The Star Trek Series Everyone Is Wrong About
For many modern Star Trek fans, The Next Generation is the platonic ideal of the franchise, and that’s largely thanks to Captain Picard. Anchored by Patrick Stewart’s amazing performance, Picard lent the sometimes silly series an air of dignified gravitas. Interestingly, this also led to a major misconception about this newer captain among Star Trek fans: in contrast with Kirk, Picard is often thought of as an intellectual and sometimes boring diplomat, which is wrong because he’s secretly the impulsive loose cannon that everyone always says Kirk is.
Action Picard
If you’re a huge Star Trek fan, you might think I’m mostly talking about the movies when I say audiences are wrong about Picard. And it’s true that First Contact and (to a lesser extent) Nemesis tried to rebrand Picard as the kind of action-hero leading man you’d expect to find in a Die Hard movie rather than a Star Trek movie.
However, that side of Picard has been hiding in plain sight throughout most of The Next Generation, and reviewing some of the captain’s crazier decisions may cause you to question whether you really know this iconic character or not.
Hiding In Plain Sight
For example, any Star Trek fan who thinks I’m wrong about Picard always having an impulsive action hero lurking beneath his British baritone needs to go back and rewatch the TNG episode “Starship Mine.”
This was the adventure in which the Enterprise was evacuated ahead of a baryon sweep, and only Picard in his civvies can foil a group of thieves trying to steal trilithium to create a deadly bomb.
Mostly, this episode was an excuse for Patrick Stewart to kick butt in comfy clothes, but I humbly propose that this action hero is who Picard actually is and the calm, cool diplomat is just a persona.
Speaking of Picard as a diplomat, Star Trek fans who think he is constantly calm and collected are wrong and should remember how dangerous the captain’s diplomacy can really be.
When he was supporting Worf in “Sins of the Father,” a Klingon wanted to challenge Picard and sneeringly said that as a Federation officer, the captain would refuse to fight.
Picard responded with “You may test that assumption at your convenience,” which modern fans have noted is just about the classiest way to tell aliens who previously killed 100 million Federation citizens that they could f**k around and find out if they really wanted to.
Chain Of Command
One of the great ironies about this famous Star Trek captain that so many are wrong about is that he not only knows what a risk-taker he is but credits this trait for his happy life and successful career.
By the end of “Tapestry,” he argues to Q that a nearly fatal barfight in his youth gave him a taste of his own mortality and helped him learn that he can’t spend his life always playing it safe. This might explain why even a much older Picard gets his jollies driving dune buggies around, snapping Borg spines, and even ramming a Romulan ship with the Enterprise.

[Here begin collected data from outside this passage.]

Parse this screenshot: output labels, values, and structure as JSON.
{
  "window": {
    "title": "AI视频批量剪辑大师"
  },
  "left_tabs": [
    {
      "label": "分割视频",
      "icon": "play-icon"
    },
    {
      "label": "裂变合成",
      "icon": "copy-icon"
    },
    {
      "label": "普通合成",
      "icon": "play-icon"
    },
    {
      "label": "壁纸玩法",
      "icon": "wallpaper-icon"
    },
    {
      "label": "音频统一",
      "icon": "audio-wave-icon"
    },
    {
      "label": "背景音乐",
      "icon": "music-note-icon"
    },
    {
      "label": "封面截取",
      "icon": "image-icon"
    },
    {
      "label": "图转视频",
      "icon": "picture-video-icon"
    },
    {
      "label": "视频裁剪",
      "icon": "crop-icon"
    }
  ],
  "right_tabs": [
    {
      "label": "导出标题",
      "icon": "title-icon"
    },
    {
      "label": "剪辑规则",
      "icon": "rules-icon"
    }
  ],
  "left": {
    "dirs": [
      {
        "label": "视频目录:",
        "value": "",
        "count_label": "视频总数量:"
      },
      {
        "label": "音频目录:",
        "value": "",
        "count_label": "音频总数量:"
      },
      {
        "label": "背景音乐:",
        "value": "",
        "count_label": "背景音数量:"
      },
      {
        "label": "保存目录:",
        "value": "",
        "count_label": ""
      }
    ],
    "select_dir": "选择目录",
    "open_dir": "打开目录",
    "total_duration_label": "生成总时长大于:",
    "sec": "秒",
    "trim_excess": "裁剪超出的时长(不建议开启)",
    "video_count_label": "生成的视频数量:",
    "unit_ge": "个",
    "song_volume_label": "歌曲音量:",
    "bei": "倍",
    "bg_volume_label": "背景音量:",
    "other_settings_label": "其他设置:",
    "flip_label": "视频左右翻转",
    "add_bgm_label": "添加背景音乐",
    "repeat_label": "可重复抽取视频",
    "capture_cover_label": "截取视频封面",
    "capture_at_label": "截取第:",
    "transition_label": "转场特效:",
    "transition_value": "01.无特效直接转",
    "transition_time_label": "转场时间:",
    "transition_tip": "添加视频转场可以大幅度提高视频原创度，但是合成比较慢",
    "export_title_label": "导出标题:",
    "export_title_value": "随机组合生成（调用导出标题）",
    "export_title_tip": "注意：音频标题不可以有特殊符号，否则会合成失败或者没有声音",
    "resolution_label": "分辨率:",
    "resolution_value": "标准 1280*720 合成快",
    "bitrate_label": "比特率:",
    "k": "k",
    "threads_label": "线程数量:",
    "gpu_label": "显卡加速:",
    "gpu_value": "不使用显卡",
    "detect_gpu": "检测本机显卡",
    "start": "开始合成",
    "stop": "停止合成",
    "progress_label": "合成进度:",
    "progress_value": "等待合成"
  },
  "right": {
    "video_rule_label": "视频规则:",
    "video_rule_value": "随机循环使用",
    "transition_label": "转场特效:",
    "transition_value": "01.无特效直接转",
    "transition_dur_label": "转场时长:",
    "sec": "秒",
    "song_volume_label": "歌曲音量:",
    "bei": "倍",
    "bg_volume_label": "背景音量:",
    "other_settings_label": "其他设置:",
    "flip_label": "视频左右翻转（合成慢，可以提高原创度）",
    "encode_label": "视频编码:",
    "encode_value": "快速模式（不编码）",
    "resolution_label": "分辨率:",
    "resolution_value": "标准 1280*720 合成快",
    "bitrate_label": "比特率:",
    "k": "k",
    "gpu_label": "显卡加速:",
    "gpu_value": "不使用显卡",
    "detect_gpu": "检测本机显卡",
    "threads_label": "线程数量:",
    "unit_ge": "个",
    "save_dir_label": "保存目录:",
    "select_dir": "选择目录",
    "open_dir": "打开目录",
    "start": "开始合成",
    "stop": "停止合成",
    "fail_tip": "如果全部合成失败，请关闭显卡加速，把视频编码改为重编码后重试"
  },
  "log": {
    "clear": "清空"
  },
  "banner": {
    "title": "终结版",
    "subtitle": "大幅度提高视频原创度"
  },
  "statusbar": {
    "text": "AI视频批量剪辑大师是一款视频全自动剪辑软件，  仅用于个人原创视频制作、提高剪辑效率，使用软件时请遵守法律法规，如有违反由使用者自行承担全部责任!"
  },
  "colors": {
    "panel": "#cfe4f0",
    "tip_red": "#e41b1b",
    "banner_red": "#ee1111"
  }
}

Yes, those last three examples are all from the Star Trek movies that made Picard more openly an action here, but I contend that fans are wrong–these films don’t so much transform Picard’s character as they let him stop hiding who he really is.
He’s a tough character who withstands extensive torture in “Chain of Command” and literally dies taking out as many of his enemies as possible in the alternate universe of “Yesterday’s Enterprise.”
The Alternate Picard
Speaking of alternate universes, season 2 of Picard went out of its way to show that a slightly more amoral Picard would have no trouble defeating and killing alien characters who are much tougher than the average human, including the Cardassian Gul Dukat and the Klingon General Martok.
Incidentally, Klingons are at least three times tougher than humans, and the fight with Dukat is supposed to be so intense that the alternate Picard had to get a new robot body.
I could go on, but I hope the point is already clear: Star Trek fans who think Picard is just this boring, tea-sipping diplomat are wrong because he is actually the same kind of loose-cannon fighter everyone thinks Kirk is.
Give the captain a chance and he will both start and win the most improbable fights, and he’s never afraid to make downright reckless decisions in the name of the greater good.
He’s No Intellectual Bore
Look back at “Q Who” and you’ll see that Picard basically tried to big dog a minor god through sheer arrogance, and that’s the main reason Q forced him to fight the Borg–a race the captain would eventually be responsible for destroying in the ultimate act of revenge.
Looking back, it’s clear that Picard isn’t so much a calm hero as he is someone you really don’t want to mess with because he’ll hit you harder than Kirk’s judo chops ever could.
None of this argument is to take away from the character’s actual skills as a diplomat and as a captain, of course. But Picard’s reputation as a boring by-the-book guy needs to die, preferably with plenty of screaming and Tommy guns involved.